Il résulte de l’article L. 3216-1 du code de la santé publique que l’irrégularité affectant une décision administrative de soins psychiatriques sans consentement n’entraîne la mainlevée de la mesure que s’il en est résulté une atteinte aux droits de la personne qui en fait l’objet. Il appartient donc au juge de rechercher, d’abord, si l’irrégularité affectant la procédure est établie, puis, dans un second temps, si de cette irrégularité résulte une atteinte aux droits de l’intéressé.

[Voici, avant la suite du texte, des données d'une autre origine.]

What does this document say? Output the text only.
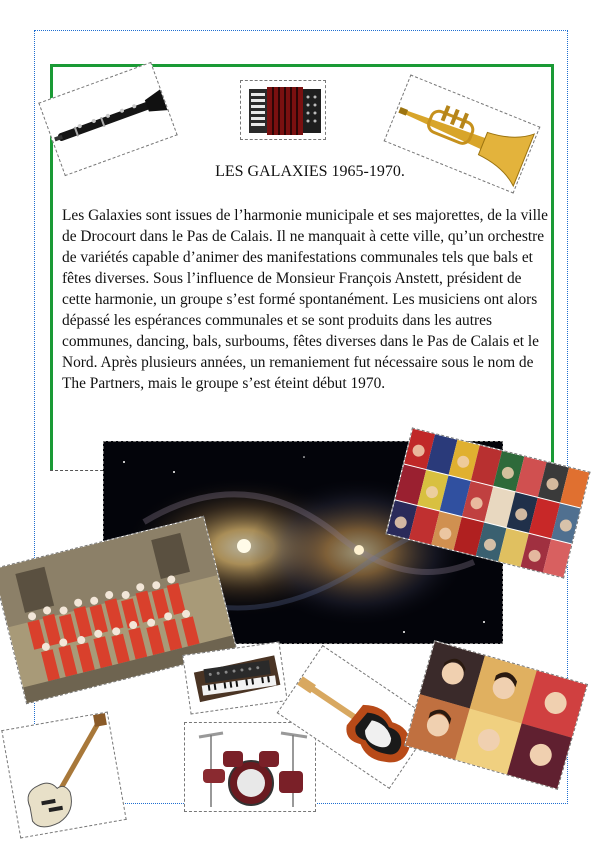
LES GALAXIES 1965-1970.

Les Galaxies sont issues de l’harmonie municipale et ses majorettes, de la ville de Drocourt dans le Pas de Calais. Il ne manquait à cette ville, qu’un orchestre de variétés capable d’animer des manifestations communales tels que bals et fêtes diverses. Sous l’influence de Monsieur François Anstett, président de cette harmonie, un groupe s’est formé spontanément. Les musiciens ont alors dépassé les espérances communales et se sont produits dans les autres communes, dancing, bals, surboums, fêtes diverses dans le Pas de Calais et le Nord. Après plusieurs années, un remaniement fut nécessaire sous le nom de The Partners, mais le groupe s’est éteint début 1970.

Le juge doit vérifier que médecins établissent sans ambiguïté que, d’une part, le patient présente des troubles mentaux rendant impossible le consentement aux soins, et que, d’autre part, l’état de la personne impose des soins immédiats assortis d’une surveillance constante justifiant une hospitalisation sous contrainte.
Dans l’exercice de son office, le juge ne saurait se substituer au médecin dans l’appréciation de l’état mental du patient et de son consentement aux soins (1re Civ., 27 septembre 2017, n°16 22.544).
En application de l’article L.3212-1 du code de la santé publique, une personne atteinte de troubles mentaux ne peut faire l’objet de soins psychiatriques sur la décision du directeur d’un établissement mentionné à l’article L. 3222-1 que lorsque les deux conditions suivantes sont réunies :
1° Ses troubles mentaux rendent impossible son consentement ;
2° Son état mental impose des soins immédiats assortis soit d’une surveillance médicale constante justifiant une hospitalisation complète, soit d’une surveillance médicale régulière justifiant une prise en charge sous la forme mentionnée au 2° de l’article L. 3211-2-1.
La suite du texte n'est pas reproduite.